Labor relations is another area where justice demands that changes be made in the status quo. A big part of the growing gulf between the economic haves and have-nots in this country has been a result of the legal system tilting heavily in favor of the corporations and against the workers who produce for them. Organized labor is under increasing attack in many states right now, and has been for decades. It seems to be getting worse, as state legislatures seem to think they can gain jobs for people living in their states by reducing collective bargaining and other labor protections in both public and private sector jobs. Recent efforts in this regard in Wisconsin, Ohio, Indiana and Michigan come to mind. The reason is obvious – workers who are not organized get lower wages and benefits than those who are. States also seem to fall all over themselves offering tax breaks to large corporations or easing environmental requirements to entice them to bring their businesses in and helping to improve their economies.
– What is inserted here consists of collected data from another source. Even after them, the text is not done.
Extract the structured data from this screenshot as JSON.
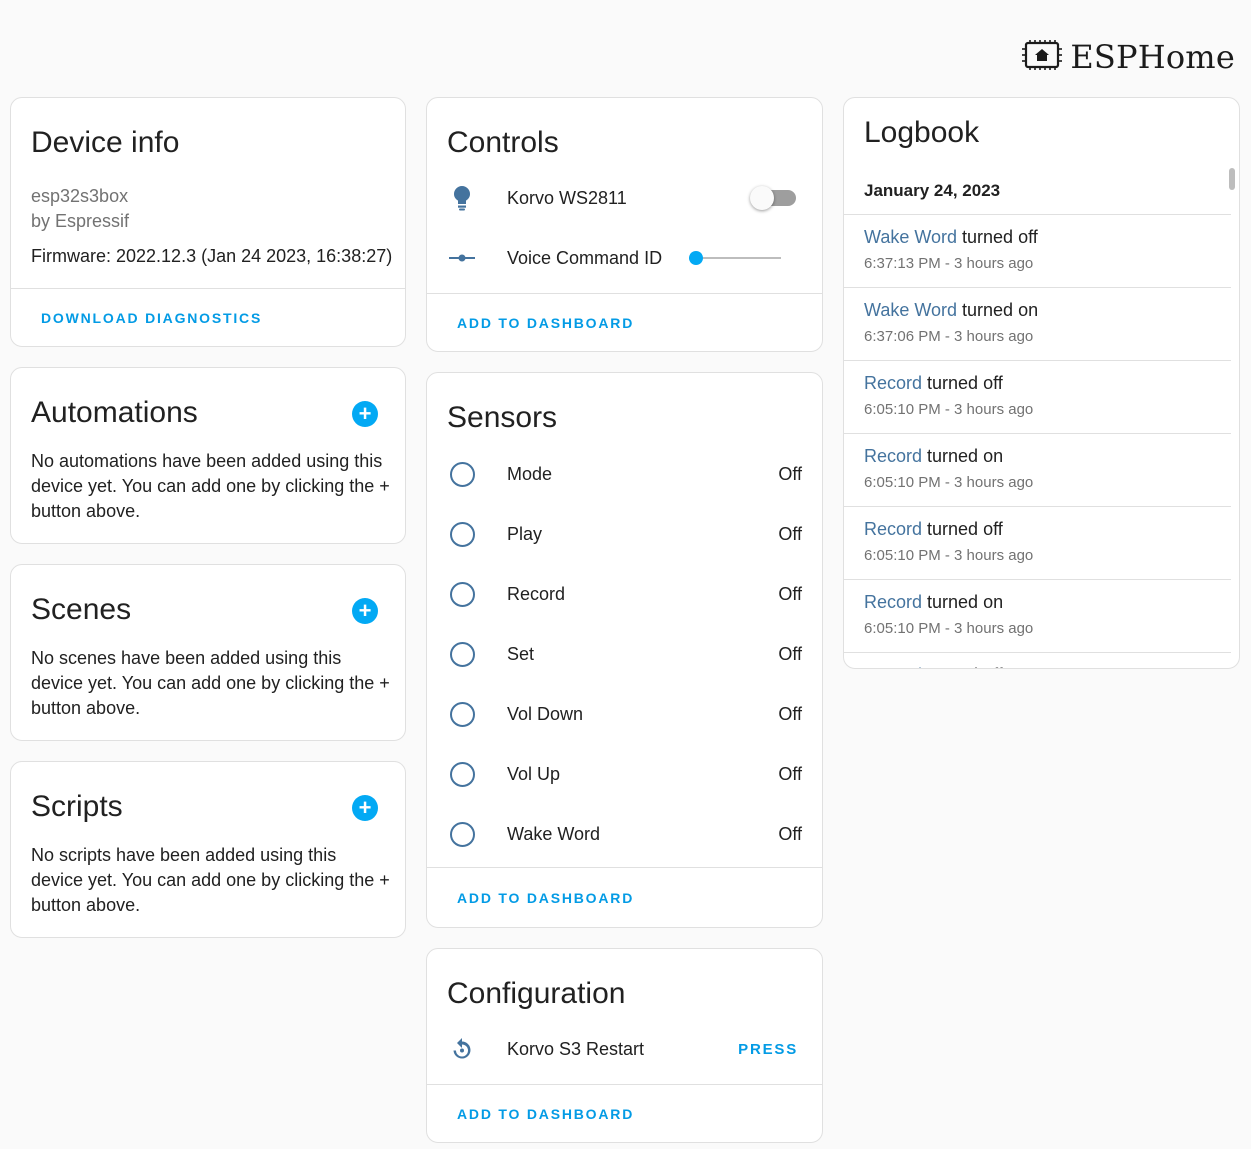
{
  "brand": {
    "name": "ESPHome",
    "logo_icon": "esphome-chip-icon"
  },
  "device_info": {
    "title": "Device info",
    "model": "esp32s3box",
    "manufacturer": "by Espressif",
    "firmware": "Firmware: 2022.12.3 (Jan 24 2023, 16:38:27)",
    "action": "DOWNLOAD DIAGNOSTICS"
  },
  "automations": {
    "title": "Automations",
    "text": "No automations have been added using this device yet. You can add one by clicking the + button above.",
    "add_icon": "plus-circle-icon"
  },
  "scenes": {
    "title": "Scenes",
    "text": "No scenes have been added using this device yet. You can add one by clicking the + button above.",
    "add_icon": "plus-circle-icon"
  },
  "scripts": {
    "title": "Scripts",
    "text": "No scripts have been added using this device yet. You can add one by clicking the + button above.",
    "add_icon": "plus-circle-icon"
  },
  "controls": {
    "title": "Controls",
    "items": [
      {
        "label": "Korvo WS2811",
        "icon": "lightbulb-icon",
        "state": "off"
      },
      {
        "label": "Voice Command ID",
        "icon": "ray-vertex-icon",
        "value": 0
      }
    ],
    "action": "ADD TO DASHBOARD"
  },
  "sensors": {
    "title": "Sensors",
    "items": [
      {
        "label": "Mode",
        "state": "Off"
      },
      {
        "label": "Play",
        "state": "Off"
      },
      {
        "label": "Record",
        "state": "Off"
      },
      {
        "label": "Set",
        "state": "Off"
      },
      {
        "label": "Vol Down",
        "state": "Off"
      },
      {
        "label": "Vol Up",
        "state": "Off"
      },
      {
        "label": "Wake Word",
        "state": "Off"
      }
    ],
    "action": "ADD TO DASHBOARD"
  },
  "configuration": {
    "title": "Configuration",
    "items": [
      {
        "label": "Korvo S3 Restart",
        "icon": "restart-icon",
        "button": "PRESS"
      }
    ],
    "action": "ADD TO DASHBOARD"
  },
  "logbook": {
    "title": "Logbook",
    "date": "January 24, 2023",
    "entries": [
      {
        "entity": "Wake Word",
        "action": " turned off",
        "time": "6:37:13 PM - 3 hours ago"
      },
      {
        "entity": "Wake Word",
        "action": " turned on",
        "time": "6:37:06 PM - 3 hours ago"
      },
      {
        "entity": "Record",
        "action": " turned off",
        "time": "6:05:10 PM - 3 hours ago"
      },
      {
        "entity": "Record",
        "action": " turned on",
        "time": "6:05:10 PM - 3 hours ago"
      },
      {
        "entity": "Record",
        "action": " turned off",
        "time": "6:05:10 PM - 3 hours ago"
      },
      {
        "entity": "Record",
        "action": " turned on",
        "time": "6:05:10 PM - 3 hours ago"
      },
      {
        "entity": "Record",
        "action": " turned off",
        "time": ""
      }
    ]
  },
  "colors": {
    "accent": "#03a9f4",
    "link": "#039be5",
    "entity": "#44739e"
  }
}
I think there is no reason why national labor regulations should not be used to raise the levels of protection for all workers in this nation. Why should a worker in one state be afforded fewer rights in the workplace than a worker in another? Why should different states be encouraged to reduce how well their citizens are treated by their employers in order to compete with states that choose to treat their workers like they should be happy to just have a job, no matter how impoverished they are? They seem to be in a race for the bottom when it comes to meeting the needs and aspirations of the vast majority of working people. Without the right to organize in strong unions and collectively bargain with their employers, workers are left to deal with whatever makes their employer more profitable, regardless of what it means for their own welfare. Many of these issues, especially the economic ones, are also applicable on a worldwide scale, but that is best left to discussion in a future blog.
Our elected officials now must choose which path they want to lead us on from here. Hopefully, the current budget discussions will lead to progress along some of the changes outlined above. They won’t be able to address all of these issues by the end of the year, but they should at least be able to put themselves in a position to do something other than just kick the can down the road like they have for the last two years with no real resolution to anything. If not, I’m sure many of those responsible for the current impasse of inaction that has befallen our government over the past couple of years – even decades – will be replaced by women and men more visionary in their outlook and compassionate in their policy directions.